1901. The first Roosevelt was in office and American industry was booming. The Pirates won the National League Pennant and the family-owned Pittsburgh Foundry and Machine Company opened its massive wooden doors.
William A. Smith (Bill) had purchased Pittsburgh Foundry and Machine Company from Mr. Kincaid. The young man had apprenticed for Kincaid for two years, and although he was not even 20 years old, he harbored a grand vision to build a large, successful iron foundry in Lawrenceville, the heart of Pittsburgh. The Iron City was teeming with manufacturing companies in these early days of the new century. Over 100 foundries crammed the neighborhood. And Pittsburgh Foundry and Machine Company expanded quickly, soon reaching to a second plant in nearby Salem, OH.
Over the years, Bill and his team grew their foundry to employ over 80 men. His own enormous family was a large contributor. At different points in time, all eleven of his children pitched in to keep the foundry running. In 1946, his sons, Kenny, Tom, Dave and William A. Smith, Jr. joined him on a permanent basis.

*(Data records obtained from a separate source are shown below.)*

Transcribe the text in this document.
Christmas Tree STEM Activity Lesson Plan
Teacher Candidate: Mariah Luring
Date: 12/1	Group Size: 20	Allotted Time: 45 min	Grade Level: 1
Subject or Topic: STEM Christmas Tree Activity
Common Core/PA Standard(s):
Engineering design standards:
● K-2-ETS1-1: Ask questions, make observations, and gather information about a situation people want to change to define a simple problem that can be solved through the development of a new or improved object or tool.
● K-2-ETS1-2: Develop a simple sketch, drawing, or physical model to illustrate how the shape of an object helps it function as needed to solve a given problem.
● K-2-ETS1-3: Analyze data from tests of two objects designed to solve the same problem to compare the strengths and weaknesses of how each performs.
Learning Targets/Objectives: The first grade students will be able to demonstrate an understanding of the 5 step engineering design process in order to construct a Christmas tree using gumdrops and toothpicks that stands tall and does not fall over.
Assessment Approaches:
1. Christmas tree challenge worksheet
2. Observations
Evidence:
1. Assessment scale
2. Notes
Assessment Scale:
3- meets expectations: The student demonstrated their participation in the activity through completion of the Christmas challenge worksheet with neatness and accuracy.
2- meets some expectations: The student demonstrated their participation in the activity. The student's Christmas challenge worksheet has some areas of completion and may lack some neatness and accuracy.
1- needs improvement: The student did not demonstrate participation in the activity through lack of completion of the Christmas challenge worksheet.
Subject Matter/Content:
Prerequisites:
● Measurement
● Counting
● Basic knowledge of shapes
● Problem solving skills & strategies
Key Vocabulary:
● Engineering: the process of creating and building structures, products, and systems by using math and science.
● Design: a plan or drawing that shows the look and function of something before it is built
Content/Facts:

Around 1950, the Foundry consolidated all foundry production into Salem, and the Lawrenceville location continued as a sales arm and machine shop for the organization. During these years, stringent pollution laws vastly changed the foundry landscape. As many of its competitors ceased operations, Pittsburgh Foundry and Machine Company continued serving its customers and embracing industry advancements.
The foundry moved into its third generation in 1972, when William A. Smith II’s son, Chris Smith, came on board. He was soon followed by brother Pete Smith and then by brother Jim Smith. In the 70s, the Salem plant cut production due to even tighter pollution laws, and the Lawrenceville location began to work with local foundries as a sourcing partner.
Fast forward to present day, and a fourth generation recently joined the historic company. Jim Smith’s sons, Sean Smith and Jeff Smith, started working here in 2008 and 2013, respectively. In 2016, the foundry’s executive team made the decision to merge with West Salisbury Foundry and Machine Company, a synergistic and exciting partnership that expands their reach of customers and provides them with an exceptional operational foundry once again, completing William A. Smith’s larger than life vision of a superior foundry providing high quality castings as well as a wonderful place to work.
As we look to the future, this vision still guides us. We want Pittsburgh Foundry and Machine Company to be a premier provider of castings throughout the world, known for our exceptional customer service and high quality products. And we want our team members to enjoy the ride too.